Director Is Baffled After Reporter Asks Why No Diversity in Film About 18th Century Denmark

Mads Mikkelsen has enjoyed a stellar career in film, appearing as an actor in such films as “King Arthur,” “Casino Royale,” and most recently, the Indiana Jones film “Dial of Destiny.”

Mikkelsen’s latest project is “The Promised Land,” set in 1750 Denmark. In the film, Mikkelsen plays Ludvig von Khalen, a soldier who “arrives in 1755 on the barren Jutland heath with a single goal: to follow the king’s call to cultivate the land and thereby achieve wealth and honor himself,” according to its IMDb synopsis. 

Needless to say, there aren’t many Spanish speakers, Asians, or Native Americans in the film. In 1750, Denmark was populated by white, Nordic Europeans. Except that in the film, there is a single black woman who is a victim of racism. This fact apparently went over the head of one unnamed Danish reporter.

“Hello, I am from Denmark and it’s a pleasure to be here,” the reporter began. “So you’re a little bit into it, this is a cast and Danish production, which is entirely Nordic. It therefore has some lack of diversity, you would say. There’s also new rules implied in Hollywood—”

“What are you onto?” Mikkelsen interjected immediately, shaking his head in disbelief.

“Sorry,” the reporter said before Mikkelsen told him to repeat his question from the start.

“There is said some rules of diversity across the Atlantic for competing in the best picture, the equivalent to this competition. As I see, you don’t live up to these standards with this broadcast and there is just a curiosity, it’s not because of artistic reasons [but] because of lack of diversity that this can’t compete in that competition. Are you worried about that?”

“Are you?” Mikkelsen shot back. “You’re putting us on the spot, so you answer the question.”

The reporter was inelegantly asking about the new diversity rules that will take effect in 2024. To be eligible for Best Picture, a film must meet two of four new diversity standards.

The first, Standard A, which has come under fire from conservatives, can be met in one of three ways: 1) Either one lead or significant supporting character is from an underrepresented racial or ethnic group; 2) at least 30% of the acting ensemble is from at least two underrepresented groups (women, the LGBTQ community, disabled or deaf people, or people from an underrepresented racial or ethnic group); and 3) the storyline centers on an underrepresented group.

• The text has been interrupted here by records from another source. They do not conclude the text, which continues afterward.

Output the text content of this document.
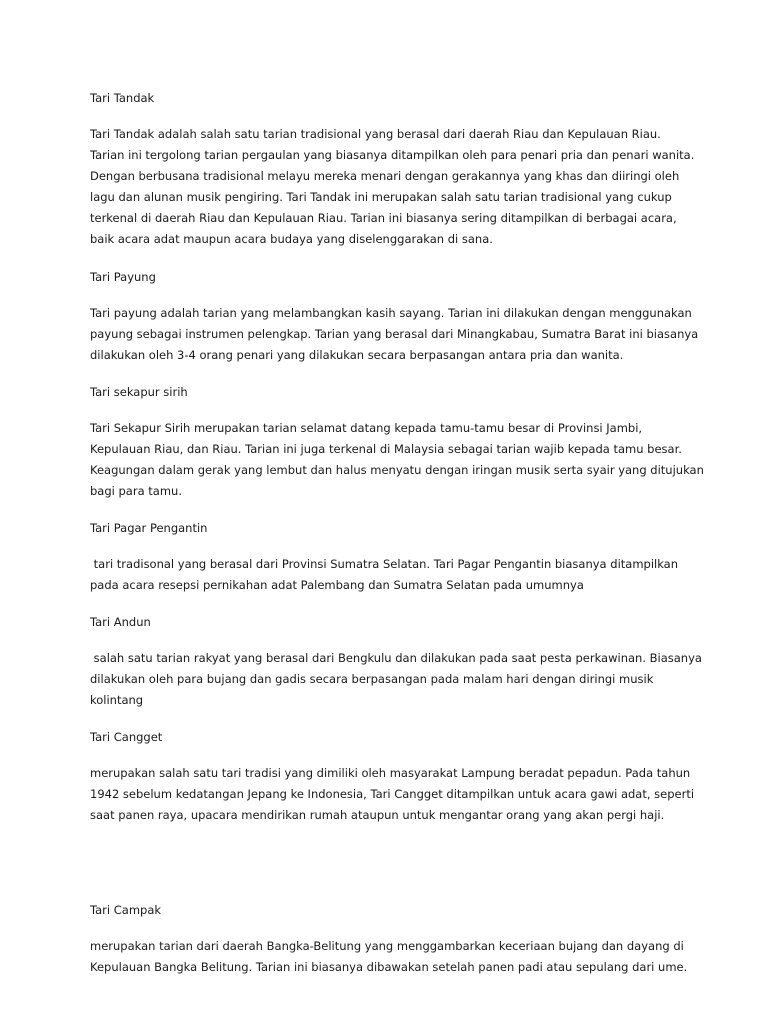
Tari Tandak

Tari Tandak adalah salah satu tarian tradisional yang berasal dari daerah Riau dan Kepulauan Riau.
Tarian ini tergolong tarian pergaulan yang biasanya ditampilkan oleh para penari pria dan penari wanita.
Dengan berbusana tradisional melayu mereka menari dengan gerakannya yang khas dan diiringi oleh
lagu dan alunan musik pengiring. Tari Tandak ini merupakan salah satu tarian tradisional yang cukup
terkenal di daerah Riau dan Kepulauan Riau. Tarian ini biasanya sering ditampilkan di berbagai acara,
baik acara adat maupun acara budaya yang diselenggarakan di sana.

Tari Payung

Tari payung adalah tarian yang melambangkan kasih sayang. Tarian ini dilakukan dengan menggunakan
payung sebagai instrumen pelengkap. Tarian yang berasal dari Minangkabau, Sumatra Barat ini biasanya
dilakukan oleh 3-4 orang penari yang dilakukan secara berpasangan antara pria dan wanita.

Tari sekapur sirih

Tari Sekapur Sirih merupakan tarian selamat datang kepada tamu-tamu besar di Provinsi Jambi,
Kepulauan Riau, dan Riau. Tarian ini juga terkenal di Malaysia sebagai tarian wajib kepada tamu besar.
Keagungan dalam gerak yang lembut dan halus menyatu dengan iringan musik serta syair yang ditujukan
bagi para tamu.

Tari Pagar Pengantin

tari tradisonal yang berasal dari Provinsi Sumatra Selatan. Tari Pagar Pengantin biasanya ditampilkan
pada acara resepsi pernikahan adat Palembang dan Sumatra Selatan pada umumnya

Tari Andun

salah satu tarian rakyat yang berasal dari Bengkulu dan dilakukan pada saat pesta perkawinan. Biasanya
dilakukan oleh para bujang dan gadis secara berpasangan pada malam hari dengan diringi musik
kolintang

Tari Cangget

merupakan salah satu tari tradisi yang dimiliki oleh masyarakat Lampung beradat pepadun. Pada tahun
1942 sebelum kedatangan Jepang ke Indonesia, Tari Cangget ditampilkan untuk acara gawi adat, seperti
saat panen raya, upacara mendirikan rumah ataupun untuk mengantar orang yang akan pergi haji.

Tari Campak

merupakan tarian dari daerah Bangka-Belitung yang menggambarkan keceriaan bujang dan dayang di
Kepulauan Bangka Belitung. Tarian ini biasanya dibawakan setelah panen padi atau sepulang dari ume.
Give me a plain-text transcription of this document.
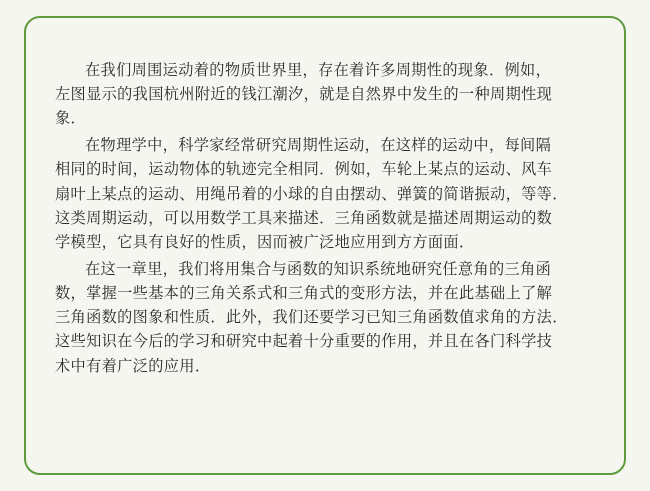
在我们周围运动着的物质世界里，存在着许多周期性的现象．例如，
左图显示的我国杭州附近的钱江潮汐，就是自然界中发生的一种周期性现
象．

在物理学中，科学家经常研究周期性运动，在这样的运动中，每间隔
相同的时间，运动物体的轨迹完全相同．例如，车轮上某点的运动、风车
扇叶上某点的运动、用绳吊着的小球的自由摆动、弹簧的简谐振动，等等．
这类周期运动，可以用数学工具来描述．三角函数就是描述周期运动的数
学模型，它具有良好的性质，因而被广泛地应用到方方面面．

在这一章里，我们将用集合与函数的知识系统地研究任意角的三角函
数，掌握一些基本的三角关系式和三角式的变形方法，并在此基础上了解
三角函数的图象和性质．此外，我们还要学习已知三角函数值求角的方法．
这些知识在今后的学习和研究中起着十分重要的作用，并且在各门科学技
术中有着广泛的应用．
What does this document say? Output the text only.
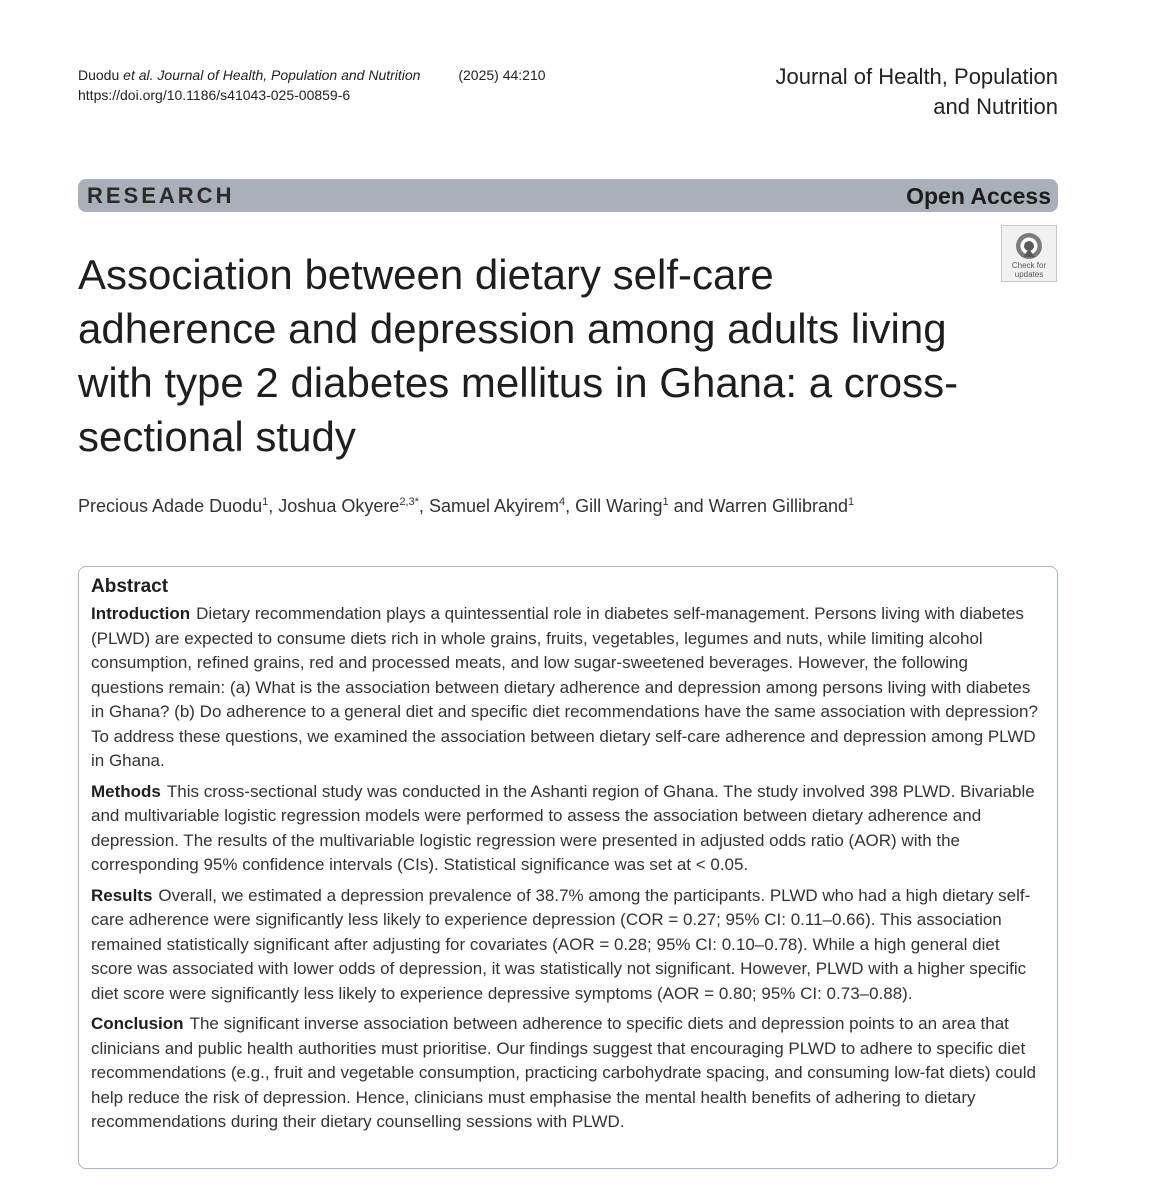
Duodu et al. Journal of Health, Population and Nutrition	(2025) 44:210
https://doi.org/10.1186/s41043-025-00859-6
Journal of Health, Population
and Nutrition
RESEARCH	Open Access
Check for
updates
Association between dietary self-care adherence and depression among adults living with type 2 diabetes mellitus in Ghana: a cross-sectional study
Precious Adade Duodu$^1$, Joshua Okyere$^{2,3*}$, Samuel Akyirem$^4$, Gill Waring$^1$ and Warren Gillibrand$^1$
Abstract

Introduction Dietary recommendation plays a quintessential role in diabetes self-management. Persons living with diabetes (PLWD) are expected to consume diets rich in whole grains, fruits, vegetables, legumes and nuts, while limiting alcohol consumption, refined grains, red and processed meats, and low sugar-sweetened beverages. However, the following questions remain: (a) What is the association between dietary adherence and depression among persons living with diabetes in Ghana? (b) Do adherence to a general diet and specific diet recommendations have the same association with depression? To address these questions, we examined the association between dietary self-care adherence and depression among PLWD in Ghana.

Methods This cross-sectional study was conducted in the Ashanti region of Ghana. The study involved 398 PLWD. Bivariable and multivariable logistic regression models were performed to assess the association between dietary adherence and depression. The results of the multivariable logistic regression were presented in adjusted odds ratio (AOR) with the corresponding 95% confidence intervals (CIs). Statistical significance was set at < 0.05.

Results Overall, we estimated a depression prevalence of 38.7% among the participants. PLWD who had a high dietary self-care adherence were significantly less likely to experience depression (COR = 0.27; 95% CI: 0.11–0.66). This association remained statistically significant after adjusting for covariates (AOR = 0.28; 95% CI: 0.10–0.78). While a high general diet score was associated with lower odds of depression, it was statistically not significant. However, PLWD with a higher specific diet score were significantly less likely to experience depressive symptoms (AOR = 0.80; 95% CI: 0.73–0.88).

Conclusion The significant inverse association between adherence to specific diets and depression points to an area that clinicians and public health authorities must prioritise. Our findings suggest that encouraging PLWD to adhere to specific diet recommendations (e.g., fruit and vegetable consumption, practicing carbohydrate spacing, and consuming low-fat diets) could help reduce the risk of depression. Hence, clinicians must emphasise the mental health benefits of adhering to dietary recommendations during their dietary counselling sessions with PLWD.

Standard B: Films must meet one of three criteria: At least two creative leaders or department heads (including casting directors, cinematographers, composers and more) must be from an underrepresented group, at least six crew or technical positions must be from an underrepresented group, or at least 30% of the crew must be from an underrepresented group.

Standard C: The film’s production, distribution or financing companies offer paid internship or apprenticeships and training opportunities for people from underrepresented groups.

Standard D: The film studio must have multiple senior executives from underrepresented groups on its marketing, publicity or distribution teams.

Obviously, “The Promised Land” isn’t going to be nominated, no matter how good it is.

The film takes place in 1750. Admittedly, entertainment reporters aren’t the brightest bulbs in the room, but this guy is from Denmark. Doesn’t he know the history of his own country?

The scary answer is that he does, but he thinks that historical accuracy should be sacrificed on the altar of diversity. No wonder artists involved in films hate the new standards.